Molina was born in Tudela, in the town of Paime, Cundinamarca. He spent his youth in the emerald mining zone in the cities of Muzo and Quipama in the department of Boyacá, centered about 120 km northwest of Bogotá, where he farmed cattle and worked as a butcher. Colombia's emerald mines are considered some of the richest in the world. He soon became involved with the emerald business as members of his family were members of a militia in charge of keeping the mines safe, called "La Pesada." He worked first searching for emeralds and then as guard, and he started making a name for himself, often being called the "emerald tsar". It was then that Molina met a young Gonzalo Rodríguez Gacha, "El Mexicano," who would become years later one of the most feared kingpins in the infamous Medellín Cartel. Rodríguez Gacha had moved to the area to look for a better life and he soon became part of Molina's group, as a hitman, and then as his head of security. It was also around his time that he associated with Víctor Carranza with whom he discovered a large mine, and with whom he became the main beneficiary of the mine concessions by the government, which allowed both him and Carranza to legalize their immense riches and consolidate their power.

Once he became rich, Molina became a celebrity in Quipama, a town that he revitalized by building a number of public facilities and constructions, including among others a town hall, schools, a market place and an airport, estimated around $500,000. With his partner Carranza, he became involved in the so-called "Green Wars," armed conflicts among families over the control of the mines.

At some point, and probably as a result of his connections with Rodríguez Gacha, Molina apparently also became involved with drug trafficking and with the sponsorship of paramilitary right-wing organizations. Due to this sponsorship, Molina had been declared a military objective by the FARC guerrilla. During January 1988, Molina was charged with allegations that he operated an airplane maintenance facility at Subachoque, near Bogotá, where helicopters (including Panamanian registered helicopters) were serviced secretly. He also owned a private ranch called La Fortuna, which allegedly contained sophisticated warning devices and was used as a drug distribution center. In January 1988, Molina was arrested on a murder charge and was later implicated as the owner of a 200-hectare coca plantation in Boyacá. However, the narcotics charges were later dropped.
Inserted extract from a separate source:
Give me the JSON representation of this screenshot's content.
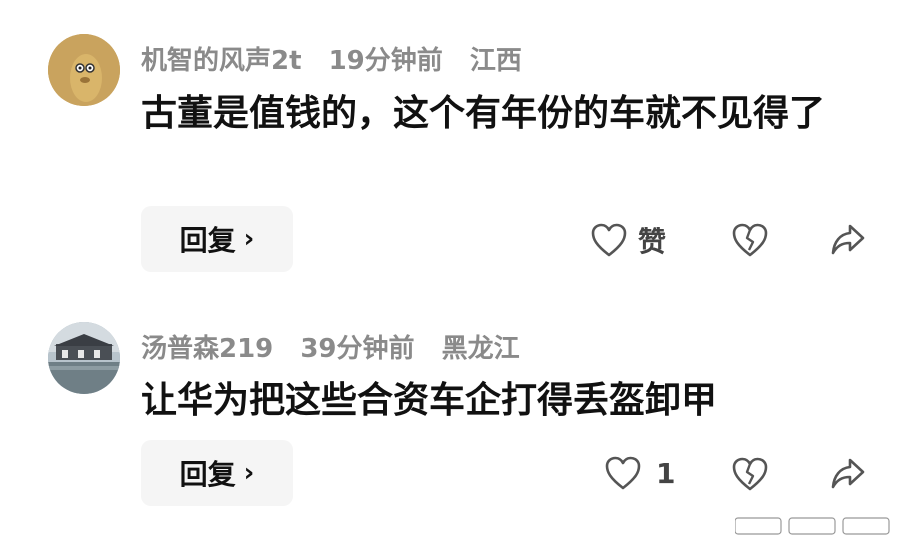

Between 1987 and 1989, he was involved in a new Green War, an intense power struggle over the control the emerald mines. Specifically, Molina was battling a rival operation, the Coscuez mines, in the violence-ridden emerald-mining district. Molina was initially assumed to be victorious in this violent struggle, along with his business partners Morita and Victor Carranza. Many attempts were made on his life in 1988, which involved even rockets and grenades. Finally, on Monday, February 27, 1989, a group consisting of around 25 uniformed men stormed into Molina's luxurious ranch, located in Sasaima, 72 km west of Bogotá, while Molina was hosting a housewarming party. The attackers took over the ranch without a fight and killed 18 men, including Molina, another emerald dealer, a retired police colonel in charge of Molina's security, several bodyguards, friends and musicians.

Despite the widespread suspicion of involvement in cocaine trafficking, Molina was also regarded as a public benefactor, and his rich and luxurious funeral was attended by many. In contrast, his death was celebrated by many in the regions controlled by his rivals, as he was accused of many of the hundreds of fatalities that occurred in the course of the many Green wars. Although Colombian police officials first speculated that the slaughter could have been on the orders of Luis Murcia, "el Pequinés", a rival emerald kingpin, the consensus is that the responsible was his former friend and partner Rodríguez Gacha, who apparently felt that Molina had betrayed him by blaming him of being the actual owner of the coca plantation that got him arrested. Furthermore, Rodríguez Gacha wanted to get hold of the emerald business and had made a failed attempt to elbow Molina and Carranza out of the emerald profession.

== In popular culture ==
- He is portrayed by the Colombian actor Alfonso Ortiz in the TV series Alias El Mexicano.